I shared at a meeting the other night. I totally bombed. I go over all week what I will say and then I get in front of the group and freeze. I repeat myself, I talk in circles, I forget the point I'm trying to make. Ugh...I HATE speaking in meetings and the only reason I say yes is because there were other parents there to greet me when I first came through those doors. I want to be able to extend a hand to a desperate and scared parent. I have been in their shoes... hopefully they see through my gibberish and can see that we are more alike than not.
So this meeting was a Forum meeting which means we read an article from the Forum magazine and we share our experience in relation to that article. Mine was on being right and what does that mean for others. In my world I have spent so many years from childhood on trying to be right, trying to control my environment with being right, trying to prove my worth by my rightness. If I am right then you are wrong. I loved to be in the "right" category. That proved that I knew more, I was on top, I was in charge, you needed me and my brilliant rightness to lead the way for you. I once listened to a speaker CD by Mary Pearl and she said she would create situations in life where "you may not want me, but you will need me."
What a concept that more than one of us can be right at the same time. What is right for me, may not be right for the dad (since he is who has had to suffer through the brunt of my rightness the most,) or my girl, or my Molly, or any of the others. It again brings my life down to what is going on inside of my hula hoop. What is right in my hoop stays in my hoop.
The other thought in this article was that every conflict doesn't need to have a resolution. What?! I thrive on neat tidy packages. We had a disagreement, we talked it through, and now its done, and packaged and tied with a bow. How can that not be right?!
Recently I wrote about the changes in Molly and my relationship. That didn't really ever have a resolution. We have talked and talked and I have cried an ocean....but she had her ideas and I had mine. I wanted to be heard and understood so so much and it wasn't happening on the level that I needed it to. (Can you imagine being one of my kids?!) My husband, the dad, kept saying "I think you need to settle down and give it some time. "But nothing is resolved!" I would sob. He would reply, "Not today, but maybe later. Give it some time." I wanted to slap him. Didn't he know that we can't go through life with loose ends flapping around behind us?

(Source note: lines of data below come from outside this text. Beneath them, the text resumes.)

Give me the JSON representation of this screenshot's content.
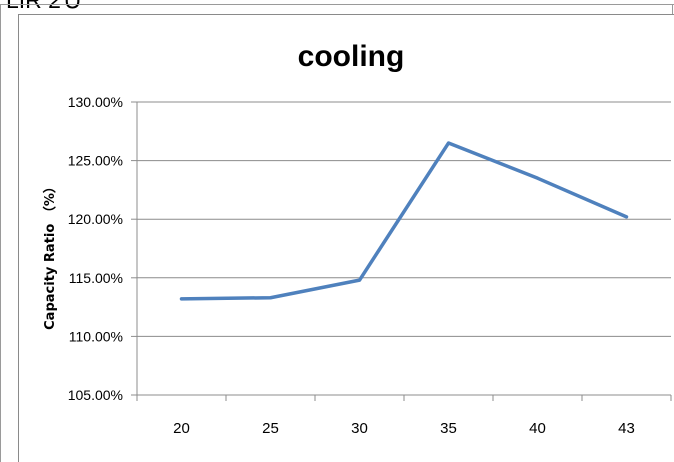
{
  "fragment_text": "LIR 2Ｕ",
  "chart_data": {
    "type": "line",
    "title": "cooling",
    "xlabel": "",
    "ylabel": "Capacity Ratio （%）",
    "categories": [
      "20",
      "25",
      "30",
      "35",
      "40",
      "43"
    ],
    "series": [
      {
        "values": [
          113.2,
          113.3,
          114.8,
          126.5,
          123.5,
          120.2
        ]
      }
    ],
    "ylim": [
      105,
      130
    ],
    "yticks": [
      "105.00%",
      "110.00%",
      "115.00%",
      "120.00%",
      "125.00%",
      "130.00%"
    ],
    "grid": true,
    "legend": "none",
    "colors": {
      "line": "#4f81bd",
      "grid": "#8c8c8c",
      "text": "#000000"
    }
  }
}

But this time, this once (lol)....HE WAS RIGHT and I was wrong. (thats me whispering.)
In time things are coming back together. There is room for her to be right about what her life can include and not, and for me to go on with how I live my life and we don't have to agree on everything and can still continue on in a beautiful relationship. The more I walk in it, the less scary it becomes.
Not having to insist on my rightness has opened the door for me to continue on in a relationship with my girl just as she is...and... just as I am. I think out of all of my kids she probably gets me more than anyone else. It has opened the door to look at my part and not have to be right or justified or the poor victim mom of this lost girl. I have made mistakes along the way. Did those mistakes destine her to the life she is living.....no. But there are things that in my fear, in my hysteria, in my quest to control the terrifying, I did wrong. Its ok. Its not the end of the world. There is room for us to not do everything perfectly and we can still be loved and accepted and forgiven and just be people. Fallible, loving, crazy, human people. That applies to all of us. There is more than enough grace to go around for all of us....if we can lay down being right and accept it as the medicine and healing ointment that it is.
I've missed being here y'all. I am still trying to whittle down my schedule.....its a work in progress, just like me.
Love you all and as my g-ma used to say.... God bless your hearts real good.